His novel Day of the Vipers won the International Association of Media Tie-in Writers Scribe Award for Best Original Novel (Speculative) in 2009; Day Zero won the Best General & Adapted Novel category in 2022; Firewall won the Best Original Novel (General) category in 2023; and A Cage of Sky won Best Audio Drama in 2025. He was also nominated for Faith & Fire in 2007, Deadline in 2015 and Fear Itself in 2019.

Nominated in 2017 for the Wilbur Smith Adventure Writing Prize for his novel Nomad, and in 2021 for his novel Rogue.

Nominated for the 2018 Dragon Award for Best Media Tie-In Novel for Fear Itself.

Nominated with Mary DeMarle and Jean-François Dugas in 2012 for the BAFTA Video Games Awards Story category, for their work on Deus Ex: Human Revolution.

Co-winner of the 2012 Canadian Videogames Award for Best Writing for Deus Ex: Human Revolution.

Co-winner of the 2016 Canadian Videogames Award for Best Narrative for Deus Ex: Mankind Divided.

His novels The Poisoned Chalice, Fear To Tread and Nemesis were New York Times Bestsellers in 2013, 2012 and 2010. His novel Nomad was a Sunday Times and Irish Times bestseller in 2016; the follow-up novel Exile was a Sunday Times bestseller in 2017.

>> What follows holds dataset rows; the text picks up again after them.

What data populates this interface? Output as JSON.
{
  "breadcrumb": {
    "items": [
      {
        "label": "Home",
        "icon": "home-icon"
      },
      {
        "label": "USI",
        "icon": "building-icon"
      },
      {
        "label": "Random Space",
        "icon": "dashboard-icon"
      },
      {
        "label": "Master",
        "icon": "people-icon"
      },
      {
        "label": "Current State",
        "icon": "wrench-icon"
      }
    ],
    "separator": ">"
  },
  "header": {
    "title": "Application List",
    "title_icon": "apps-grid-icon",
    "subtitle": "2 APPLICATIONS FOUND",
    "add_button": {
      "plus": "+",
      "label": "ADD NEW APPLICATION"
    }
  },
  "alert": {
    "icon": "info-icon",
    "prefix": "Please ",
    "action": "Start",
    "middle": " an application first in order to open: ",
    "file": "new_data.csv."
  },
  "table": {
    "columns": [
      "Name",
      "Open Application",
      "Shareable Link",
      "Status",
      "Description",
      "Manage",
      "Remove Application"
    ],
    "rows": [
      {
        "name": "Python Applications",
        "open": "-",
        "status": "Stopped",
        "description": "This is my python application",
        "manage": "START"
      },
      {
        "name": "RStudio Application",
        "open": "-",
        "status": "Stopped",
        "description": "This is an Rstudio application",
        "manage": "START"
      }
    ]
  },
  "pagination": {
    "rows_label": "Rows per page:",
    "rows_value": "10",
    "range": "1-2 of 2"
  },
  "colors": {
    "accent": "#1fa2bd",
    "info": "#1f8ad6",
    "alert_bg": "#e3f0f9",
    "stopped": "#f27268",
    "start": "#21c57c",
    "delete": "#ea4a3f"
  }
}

At the Pegasus 2 convention held in the UK in 2007, James Swallow auctioned off the chance to have a "walk on role" in the Stargate SG-1 novel Relativity. The money was given to charity. He has previously done this with the books Underworld and Whiteout, and the Doctor Who audio drama Destiny of the Doctor: Shockwave.